Staring into the nature and contemplating the past, I began to feel meek. There was a vague image of you inside of me. I slowly closed my eyes. I was commemorating the time, I, was ever most intrigued.
The evening fell upon us. I stood there missing every moment we were together. I visualized us in that time perpetually staring into eachothers eyes and referring back to the misty night sky. A first kiss beneath the moonlight.
It was dark. The rain poured over me as I inhaled the fresh, dense air, and every drop was a memory.
Holding your hand and walking through the meadows, we laughed.
I found myself.
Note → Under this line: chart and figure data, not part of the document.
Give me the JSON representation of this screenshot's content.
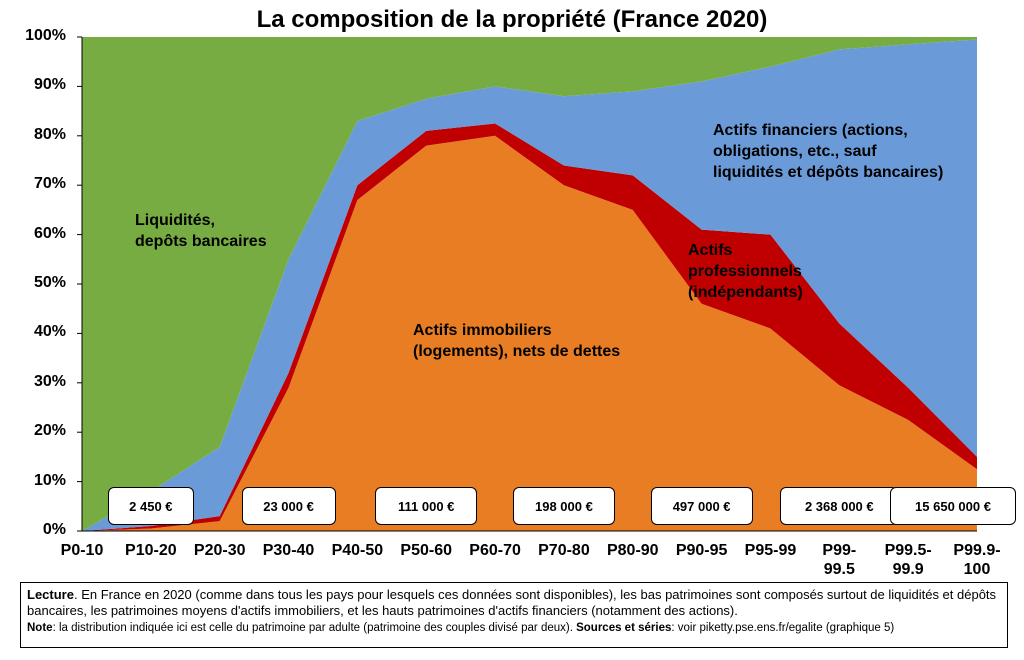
{
  "chart_data": {
    "type": "stacked-area",
    "title": "La composition de la propriété (France 2020)",
    "categories": [
      "P0-10",
      "P10-20",
      "P20-30",
      "P30-40",
      "P40-50",
      "P50-60",
      "P60-70",
      "P70-80",
      "P80-90",
      "P90-95",
      "P95-99",
      "P99-\n99.5",
      "P99.5-\n99.9",
      "P99.9-\n100"
    ],
    "series": [
      {
        "name": "Actifs immobiliers\n(logements), nets de dettes",
        "color": "#E87D24",
        "values": [
          0,
          0.5,
          2,
          29,
          67,
          78,
          80,
          70,
          65,
          46,
          41,
          29.5,
          22.5,
          12.5
        ]
      },
      {
        "name": "Actifs\nprofessionnels\n(indépendants)",
        "color": "#C00000",
        "values": [
          0,
          0.5,
          1,
          3,
          3,
          3,
          2.5,
          4,
          7,
          15,
          19,
          12.5,
          6.5,
          2.5
        ]
      },
      {
        "name": "Actifs financiers (actions,\nobligations, etc., sauf\nliquidités et dépôts bancaires)",
        "color": "#6A9BD8",
        "values": [
          0,
          7,
          14,
          23,
          13,
          6.5,
          7.5,
          14,
          17,
          30,
          34,
          55.5,
          69.5,
          84.5
        ]
      },
      {
        "name": "Liquidités,\ndepôts bancaires",
        "color": "#77AC42",
        "values": [
          100,
          92,
          83,
          45,
          17,
          12.5,
          10,
          12,
          11,
          9,
          6,
          2.5,
          1.5,
          0.5
        ]
      }
    ],
    "wealth_labels": [
      null,
      "2 450 €",
      null,
      "23 000 €",
      null,
      "111 000 €",
      null,
      "198 000 €",
      null,
      "497 000 €",
      null,
      "2 368 000 €",
      null,
      "15 650 000 €"
    ],
    "ylim": [
      0,
      100
    ],
    "yticks": [
      {
        "value": 0,
        "label": "0%"
      },
      {
        "value": 10,
        "label": "10%"
      },
      {
        "value": 20,
        "label": "20%"
      },
      {
        "value": 30,
        "label": "30%"
      },
      {
        "value": 40,
        "label": "40%"
      },
      {
        "value": 50,
        "label": "50%"
      },
      {
        "value": 60,
        "label": "60%"
      },
      {
        "value": 70,
        "label": "70%"
      },
      {
        "value": 80,
        "label": "80%"
      },
      {
        "value": 90,
        "label": "90%"
      },
      {
        "value": 100,
        "label": "100%"
      }
    ]
  },
  "note": {
    "lecture_label": "Lecture",
    "lecture_text": ". En France en 2020 (comme dans tous les pays pour lesquels ces données sont disponibles), les bas patrimoines sont composés surtout de liquidités et dépôts bancaires, les patrimoines moyens d'actifs immobiliers, et les hauts patrimoines d'actifs financiers (notamment des actions).",
    "note_label": "Note",
    "note_text": ": la distribution indiquée ici est celle du patrimoine par adulte (patrimoine des couples divisé par deux). ",
    "sources_label": "Sources et séries",
    "sources_text": ": voir piketty.pse.ens.fr/egalite (graphique 5)"
  }
}
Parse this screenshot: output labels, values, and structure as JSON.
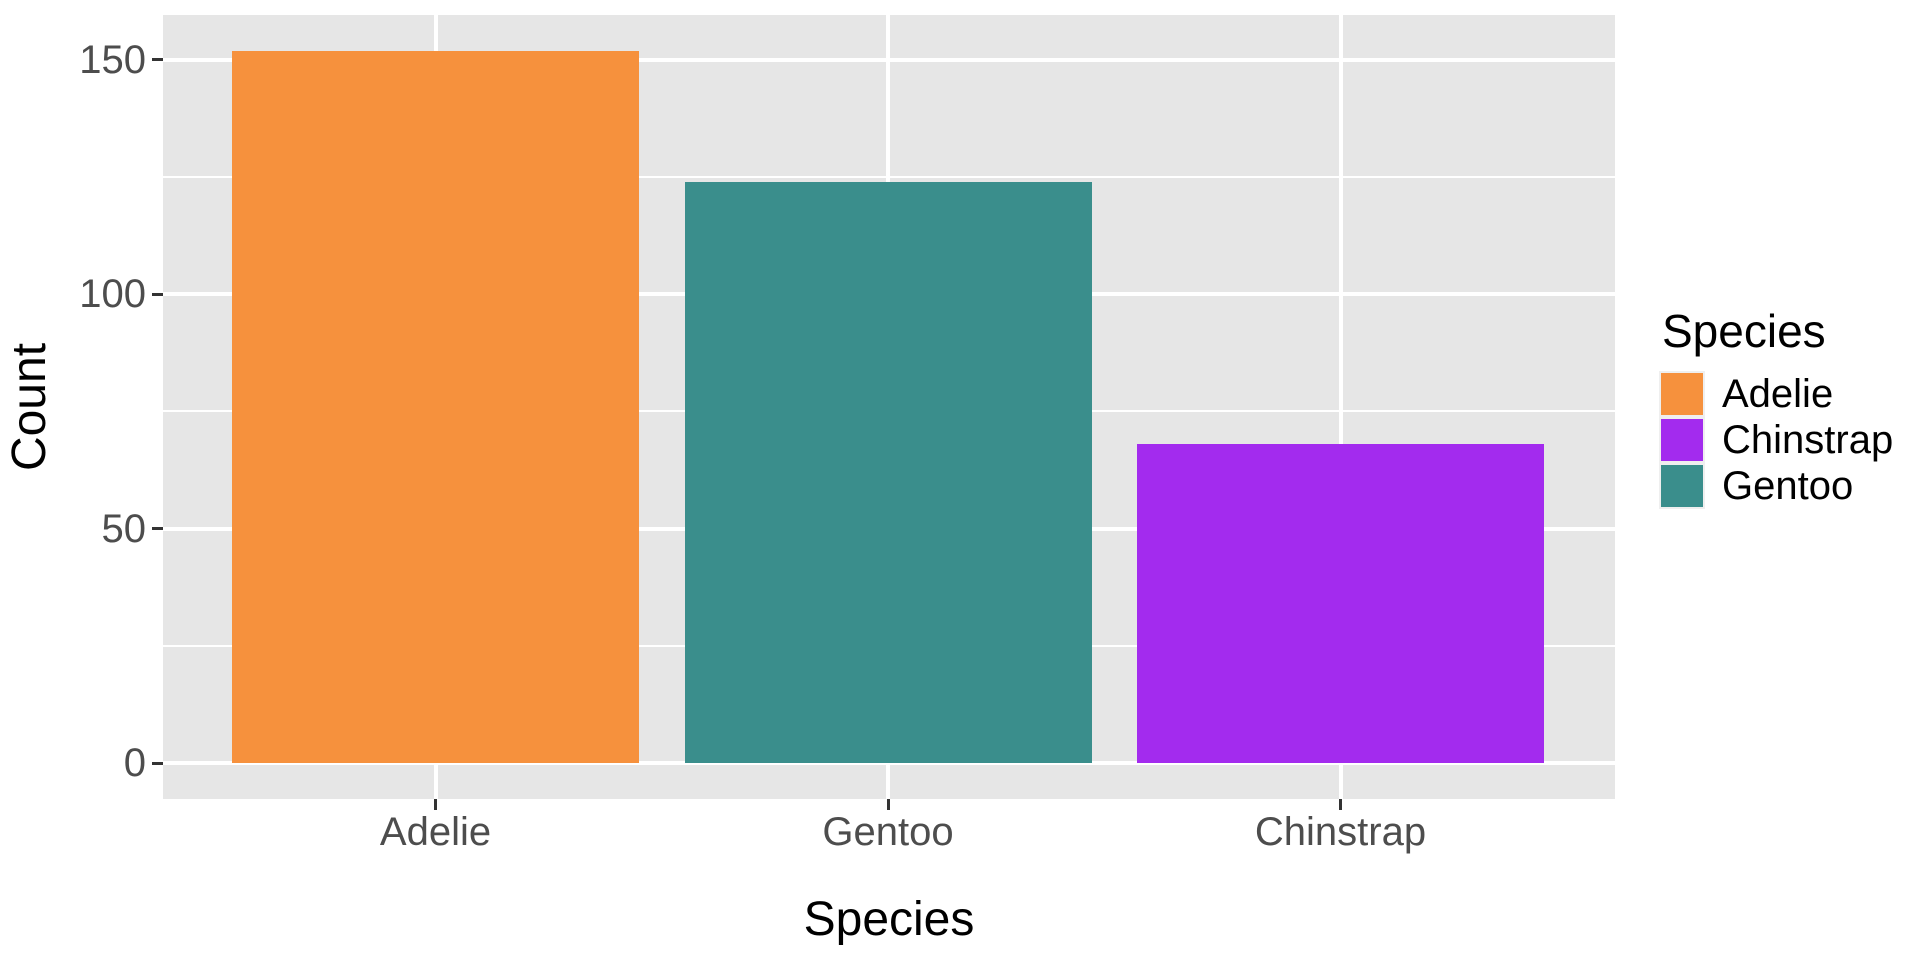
{
  "chart_data": {
    "type": "bar",
    "title": "",
    "xlabel": "Species",
    "ylabel": "Count",
    "categories": [
      "Adelie",
      "Gentoo",
      "Chinstrap"
    ],
    "values": [
      152,
      124,
      68
    ],
    "bar_colors": [
      "#F6913D",
      "#3A8E8C",
      "#A32BEE"
    ],
    "ylim": [
      0,
      159.6
    ],
    "yticks": [
      0,
      50,
      100,
      150
    ],
    "ytick_labels": [
      "0",
      "50",
      "100",
      "150"
    ],
    "yticks_minor": [
      25,
      75,
      125
    ],
    "grid": "white-major-and-minor-on-gray-panel",
    "legend": {
      "title": "Species",
      "position": "right",
      "entries": [
        {
          "label": "Adelie",
          "color": "#F6913D"
        },
        {
          "label": "Chinstrap",
          "color": "#A32BEE"
        },
        {
          "label": "Gentoo",
          "color": "#3A8E8C"
        }
      ]
    },
    "theme": {
      "panel_bg": "#E6E6E6",
      "grid_color": "#FFFFFF",
      "axis_text_color": "#4D4D4D",
      "title_color": "#000000",
      "tick_color": "#333333",
      "legend_key_bg": "#EFEFEF",
      "page_bg": "#FFFFFF"
    }
  }
}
I found you.
We conversed and expressed eachother's philosophies, understanding only one thing we knew that no other in the world could.
There was a shadow of silence.
I slipped into your arms and began to sob. I never wanted this to end. You held me closely and we kissed. I curled up inside your arms and we fell. I knew nothing would ever be that way again. Our minds were full of the last bit of comfort that existed. Only a few hours that seemed like forever passed before us.
I became blinded and could not see. I wondered why you'd abandoned me. I opened my soul and expressed my innermost feelings, deepest secrets and all that I was. We'd become so comfortable with eachother that there was nothing left... nothing more to discover or renew, nothing we could feel except pain, loss and confusion. I found myself devouring all hope and scraping out what was left of my essentially lost heart.
If there was any peace left, I'd despair. I knew this world was beautiful, but I could not understand. I could only feel the deep sorrow you left with me. I long for what we had, yet now it is my time to go, as I have no place here.
In these last words I solemnly say and write with the smallest glimpse of energy I have left, I love you.